Drug–diagnostics co-development brings together bio-pharmaceutical and diagnostics companies. Based on recent co-development cases, early planning and real-time execution of the co-development process seem to be the key to success. However, selecting the right diagnostics partner for the co-development process is the most critical. Various factors influence the choice of correct partner -- technology heritage, experience with regulatory submissions, global distribution channels, GMP capabilities, supply chain, prioritization in the pipeline, post-launch support and interest for co-development and its timelines. By identifying the right partners and mutual agreement on a co-development model, an effective drug and its companion diagnostic can be offered to patients in less time than the conventional routes at more affordable prices.

References

1. US Food and Drug Administration. Drug–diagnostic Co-Development Concept Paper. Food and Drug Administration website. (2005).
2. Moore, MW. et al. Challenges in the codevelopment of companion diagnostics. Personalized Medicine. 2012; 9(5):485-496.
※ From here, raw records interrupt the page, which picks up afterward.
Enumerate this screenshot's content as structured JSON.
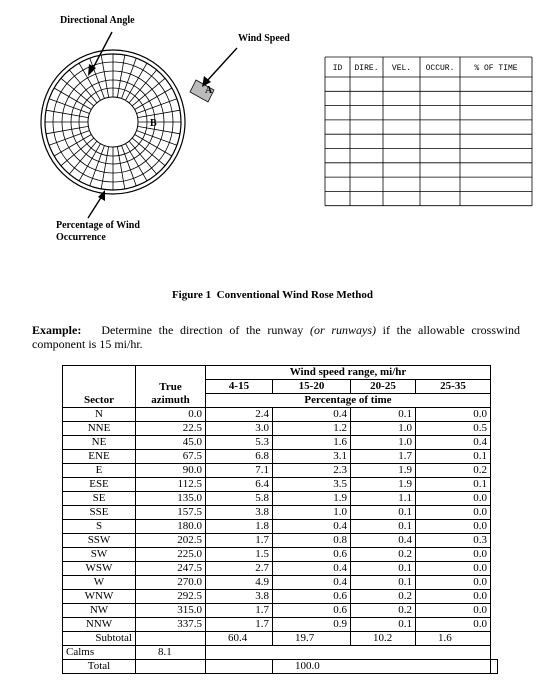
{
  "figure": {
    "directional_angle": "Directional Angle",
    "wind_speed": "Wind Speed",
    "segment_label": "A",
    "center_label": "B",
    "occurrence_label": [
      "Percentage of Wind",
      "Occurrence"
    ],
    "form_headers": [
      "ID",
      "DIRE.",
      "VEL.",
      "OCCUR.",
      "% OF TIME"
    ],
    "caption": "Figure 1  Conventional Wind Rose Method"
  },
  "example": {
    "label": "Example:",
    "text_before": "Determine the direction of the runway",
    "text_italic": "(or runways)",
    "text_after": "if the allowable crosswind component is 15 mi/hr."
  },
  "table": {
    "headers": {
      "sector": "Sector",
      "azimuth": "True azimuth",
      "speed_range": "Wind speed range, mi/hr",
      "ranges": [
        "4-15",
        "15-20",
        "20-25",
        "25-35"
      ],
      "percentage": "Percentage of time"
    },
    "rows": [
      [
        "N",
        "0.0",
        "2.4",
        "0.4",
        "0.1",
        "0.0"
      ],
      [
        "NNE",
        "22.5",
        "3.0",
        "1.2",
        "1.0",
        "0.5"
      ],
      [
        "NE",
        "45.0",
        "5.3",
        "1.6",
        "1.0",
        "0.4"
      ],
      [
        "ENE",
        "67.5",
        "6.8",
        "3.1",
        "1.7",
        "0.1"
      ],
      [
        "E",
        "90.0",
        "7.1",
        "2.3",
        "1.9",
        "0.2"
      ],
      [
        "ESE",
        "112.5",
        "6.4",
        "3.5",
        "1.9",
        "0.1"
      ],
      [
        "SE",
        "135.0",
        "5.8",
        "1.9",
        "1.1",
        "0.0"
      ],
      [
        "SSE",
        "157.5",
        "3.8",
        "1.0",
        "0.1",
        "0.0"
      ],
      [
        "S",
        "180.0",
        "1.8",
        "0.4",
        "0.1",
        "0.0"
      ],
      [
        "SSW",
        "202.5",
        "1.7",
        "0.8",
        "0.4",
        "0.3"
      ],
      [
        "SW",
        "225.0",
        "1.5",
        "0.6",
        "0.2",
        "0.0"
      ],
      [
        "WSW",
        "247.5",
        "2.7",
        "0.4",
        "0.1",
        "0.0"
      ],
      [
        "W",
        "270.0",
        "4.9",
        "0.4",
        "0.1",
        "0.0"
      ],
      [
        "WNW",
        "292.5",
        "3.8",
        "0.6",
        "0.2",
        "0.0"
      ],
      [
        "NW",
        "315.0",
        "1.7",
        "0.6",
        "0.2",
        "0.0"
      ],
      [
        "NNW",
        "337.5",
        "1.7",
        "0.9",
        "0.1",
        "0.0"
      ]
    ],
    "subtotal": {
      "label": "Subtotal",
      "values": [
        "60.4",
        "19.7",
        "10.2",
        "1.6"
      ]
    },
    "calms": {
      "label": "Calms",
      "value": "8.1"
    },
    "total": {
      "label": "Total",
      "value": "100.0"
    }
  }
}
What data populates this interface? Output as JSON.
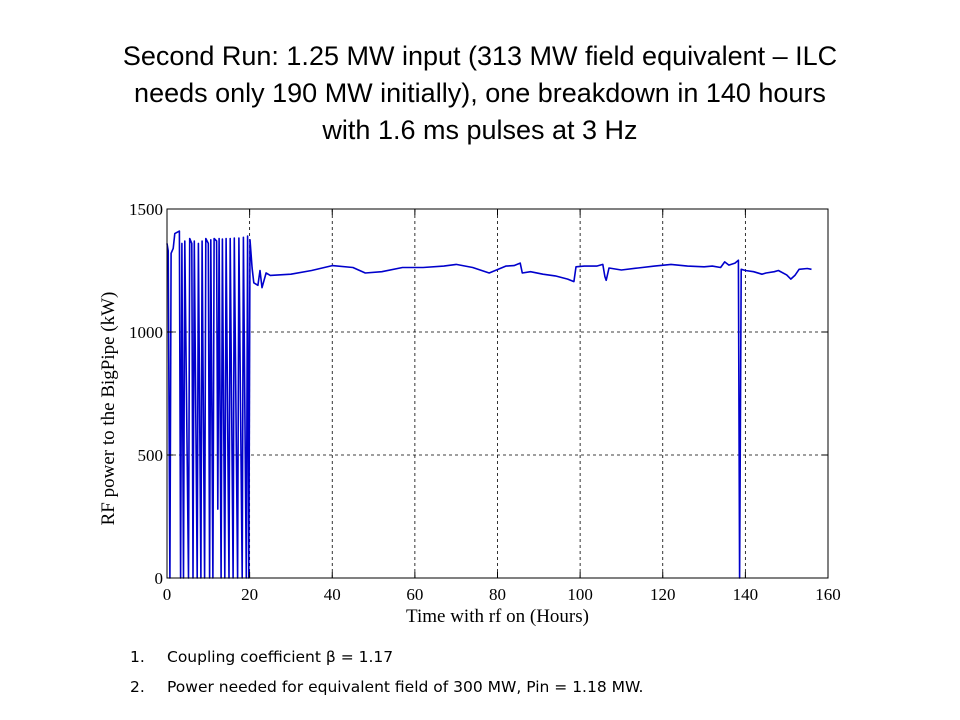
{
  "slide": {
    "title_lines": [
      "Second Run: 1.25 MW input (313 MW field equivalent – ILC",
      "needs only 190 MW initially), one breakdown in 140 hours",
      "with 1.6 ms pulses at 3 Hz"
    ],
    "notes": [
      {
        "num": "1.",
        "text": "Coupling coefficient β = 1.17"
      },
      {
        "num": "2.",
        "text": "Power needed for equivalent field of 300 MW, Pin = 1.18 MW."
      }
    ]
  },
  "chart_data": {
    "type": "line",
    "title": "",
    "xlabel": "Time with rf on (Hours)",
    "ylabel": "RF power  to the BigPipe (kW)",
    "xlim": [
      0,
      160
    ],
    "ylim": [
      0,
      1500
    ],
    "xticks": [
      0,
      20,
      40,
      60,
      80,
      100,
      120,
      140,
      160
    ],
    "yticks": [
      0,
      500,
      1000,
      1500
    ],
    "grid": true,
    "grid_style": "dashed",
    "line_color": "#0000cc",
    "series": [
      {
        "values": [
          [
            0,
            1360
          ],
          [
            0.3,
            1330
          ],
          [
            0.7,
            0
          ],
          [
            1.0,
            1320
          ],
          [
            1.5,
            1340
          ],
          [
            1.9,
            1400
          ],
          [
            3,
            1410
          ],
          [
            3.3,
            0
          ],
          [
            3.6,
            1360
          ],
          [
            4.0,
            0
          ],
          [
            4.3,
            1370
          ],
          [
            5.2,
            0
          ],
          [
            5.5,
            1380
          ],
          [
            6.0,
            1360
          ],
          [
            6.3,
            0
          ],
          [
            6.6,
            1370
          ],
          [
            7.3,
            0
          ],
          [
            7.6,
            1360
          ],
          [
            8.2,
            0
          ],
          [
            8.5,
            1370
          ],
          [
            9.1,
            0
          ],
          [
            9.4,
            1380
          ],
          [
            10.0,
            1360
          ],
          [
            10.3,
            0
          ],
          [
            10.6,
            1375
          ],
          [
            11.1,
            0
          ],
          [
            11.4,
            1380
          ],
          [
            12.0,
            1370
          ],
          [
            12.3,
            280
          ],
          [
            12.6,
            1380
          ],
          [
            13.1,
            0
          ],
          [
            13.4,
            1378
          ],
          [
            14.0,
            0
          ],
          [
            14.3,
            1380
          ],
          [
            15.0,
            0
          ],
          [
            15.3,
            1380
          ],
          [
            16.0,
            0
          ],
          [
            16.3,
            1382
          ],
          [
            17.1,
            0
          ],
          [
            17.4,
            1382
          ],
          [
            18.2,
            0
          ],
          [
            18.5,
            1385
          ],
          [
            19.2,
            0
          ],
          [
            19.5,
            1390
          ],
          [
            19.8,
            0
          ],
          [
            20.1,
            1375
          ],
          [
            20.6,
            1260
          ],
          [
            21,
            1200
          ],
          [
            22,
            1190
          ],
          [
            22.5,
            1250
          ],
          [
            23,
            1180
          ],
          [
            24,
            1240
          ],
          [
            25,
            1230
          ],
          [
            30,
            1235
          ],
          [
            35,
            1250
          ],
          [
            40,
            1270
          ],
          [
            45,
            1262
          ],
          [
            48,
            1240
          ],
          [
            52,
            1245
          ],
          [
            57,
            1262
          ],
          [
            62,
            1262
          ],
          [
            67,
            1268
          ],
          [
            70,
            1275
          ],
          [
            74,
            1262
          ],
          [
            78,
            1240
          ],
          [
            82,
            1268
          ],
          [
            84,
            1270
          ],
          [
            85.5,
            1280
          ],
          [
            86,
            1240
          ],
          [
            88,
            1245
          ],
          [
            91,
            1235
          ],
          [
            94,
            1228
          ],
          [
            97,
            1215
          ],
          [
            98.5,
            1205
          ],
          [
            99,
            1265
          ],
          [
            101,
            1268
          ],
          [
            104,
            1268
          ],
          [
            105.5,
            1275
          ],
          [
            106,
            1225
          ],
          [
            106.3,
            1210
          ],
          [
            107,
            1260
          ],
          [
            110,
            1252
          ],
          [
            114,
            1260
          ],
          [
            118,
            1268
          ],
          [
            122,
            1275
          ],
          [
            126,
            1268
          ],
          [
            130,
            1265
          ],
          [
            132,
            1268
          ],
          [
            134,
            1262
          ],
          [
            135,
            1285
          ],
          [
            136,
            1272
          ],
          [
            137.5,
            1280
          ],
          [
            138.3,
            1292
          ],
          [
            138.6,
            0
          ],
          [
            139.0,
            1255
          ],
          [
            140,
            1250
          ],
          [
            142,
            1245
          ],
          [
            144,
            1235
          ],
          [
            145,
            1240
          ],
          [
            147,
            1245
          ],
          [
            148,
            1250
          ],
          [
            150,
            1232
          ],
          [
            151,
            1215
          ],
          [
            152,
            1230
          ],
          [
            153,
            1255
          ],
          [
            155,
            1258
          ],
          [
            156,
            1255
          ]
        ]
      }
    ]
  }
}
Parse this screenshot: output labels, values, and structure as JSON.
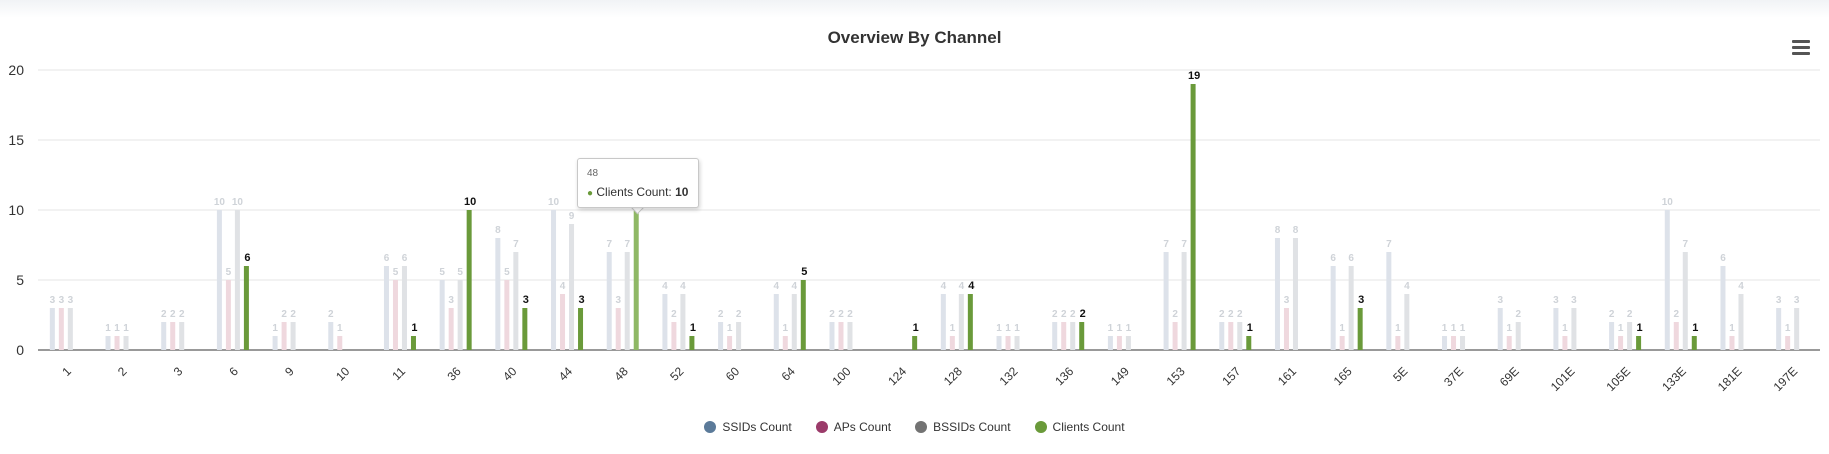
{
  "chart_data": {
    "type": "bar",
    "title": "Overview By Channel",
    "xlabel": "",
    "ylabel": "",
    "ylim": [
      0,
      20
    ],
    "yticks": [
      "0",
      "5",
      "10",
      "15",
      "20"
    ],
    "grid": true,
    "legend_position": "bottom-center",
    "categories": [
      "1",
      "2",
      "3",
      "6",
      "9",
      "10",
      "11",
      "36",
      "40",
      "44",
      "48",
      "52",
      "60",
      "64",
      "100",
      "124",
      "128",
      "132",
      "136",
      "149",
      "153",
      "157",
      "161",
      "165",
      "5E",
      "37E",
      "69E",
      "101E",
      "105E",
      "133E",
      "181E",
      "197E"
    ],
    "series": [
      {
        "name": "SSIDs Count",
        "color": "#5b7a99",
        "values": [
          3,
          1,
          2,
          10,
          1,
          2,
          6,
          5,
          8,
          10,
          7,
          4,
          2,
          4,
          2,
          null,
          4,
          1,
          2,
          1,
          7,
          2,
          8,
          6,
          7,
          1,
          3,
          3,
          2,
          10,
          6,
          3
        ]
      },
      {
        "name": "APs Count",
        "color": "#9b3b6a",
        "values": [
          3,
          1,
          2,
          5,
          2,
          1,
          5,
          3,
          5,
          4,
          3,
          2,
          1,
          1,
          2,
          null,
          1,
          1,
          2,
          1,
          2,
          2,
          3,
          1,
          1,
          1,
          1,
          1,
          1,
          2,
          1,
          1
        ]
      },
      {
        "name": "BSSIDs Count",
        "color": "#737373",
        "values": [
          3,
          1,
          2,
          10,
          2,
          null,
          6,
          5,
          7,
          9,
          7,
          4,
          2,
          4,
          2,
          null,
          4,
          1,
          2,
          1,
          7,
          2,
          8,
          6,
          4,
          1,
          2,
          3,
          2,
          7,
          4,
          3
        ]
      },
      {
        "name": "Clients Count",
        "color": "#6a9a3a",
        "values": [
          null,
          null,
          null,
          6,
          null,
          null,
          1,
          10,
          3,
          3,
          10,
          1,
          null,
          5,
          null,
          1,
          4,
          null,
          2,
          null,
          19,
          1,
          null,
          3,
          null,
          null,
          null,
          null,
          1,
          1,
          null,
          null
        ]
      }
    ]
  },
  "tooltip": {
    "category": "48",
    "series_label": "Clients Count: ",
    "value": "10",
    "bullet": "●"
  },
  "legend": [
    {
      "label": "SSIDs Count",
      "color": "#5b7a99"
    },
    {
      "label": "APs Count",
      "color": "#9b3b6a"
    },
    {
      "label": "BSSIDs Count",
      "color": "#737373"
    },
    {
      "label": "Clients Count",
      "color": "#6a9a3a"
    }
  ],
  "menu_icon": "hamburger-menu-icon"
}
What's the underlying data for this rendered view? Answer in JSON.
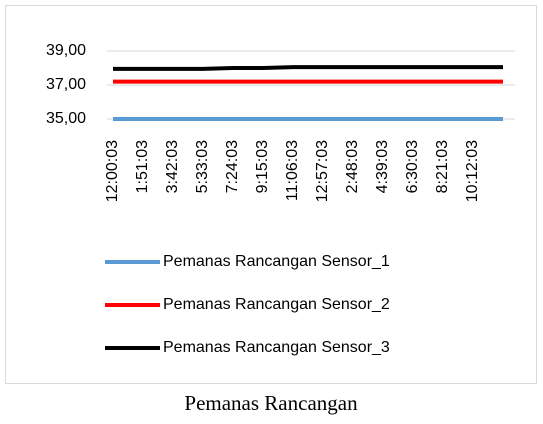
{
  "chart_data": {
    "type": "line",
    "caption": "Pemanas Rancangan",
    "categories": [
      "12:00:03",
      "1:51:03",
      "3:42:03",
      "5:33:03",
      "7:24:03",
      "9:15:03",
      "11:06:03",
      "12:57:03",
      "2:48:03",
      "4:39:03",
      "6:30:03",
      "8:21:03",
      "10:12:03",
      null
    ],
    "series": [
      {
        "name": "Pemanas Rancangan Sensor_1",
        "color": "#5b9bd5",
        "values": [
          35,
          35,
          35,
          35,
          35,
          35,
          35,
          35,
          35,
          35,
          35,
          35,
          35,
          35
        ]
      },
      {
        "name": "Pemanas Rancangan Sensor_2",
        "color": "#ff0000",
        "values": [
          37.2,
          37.2,
          37.2,
          37.2,
          37.2,
          37.2,
          37.2,
          37.2,
          37.2,
          37.2,
          37.2,
          37.2,
          37.2,
          37.2
        ]
      },
      {
        "name": "Pemanas Rancangan Sensor_3",
        "color": "#000000",
        "values": [
          37.95,
          37.95,
          37.95,
          37.95,
          38.0,
          38.0,
          38.05,
          38.05,
          38.05,
          38.05,
          38.05,
          38.05,
          38.05,
          38.05
        ]
      }
    ],
    "ylim": [
      35,
      39
    ],
    "yticks": [
      {
        "value": 35,
        "label": "35,00"
      },
      {
        "value": 37,
        "label": "37,00"
      },
      {
        "value": 39,
        "label": "39,00"
      }
    ],
    "grid": true,
    "legend": "bottom"
  }
}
3. Lerner, HJ. et al. Phase II study of tamoxifen: report of 74 patients with stage IV breast cancer. Cancer Treatment Reports. 1976; 60:1431-5.
4. Falconi, A., et al. Clinical trial risk reduction in non-small cell lung cancer though the use of biomarkers and receptor-targeted therapies. Journal of Clinical Oncology. 2013; 31:8040
5. Olsen, D., & Jørgensen, JT. Companion diagnostics for targeted cancer drugs - clinical and regulatory aspects. Frontiers in Oncology. 2014; 4,105.
6. Gremel, G., et al. In situ Protein Detection for Companion Diagnostics. Frontiers in Oncology. 2013; 31,3:271. 
7. Jørgensen, J.T. & Hersom, M. Companion diagnostics—a tool to improve pharmacotherapy. Annals of Translational Medicine, 2016; 4(24): 482.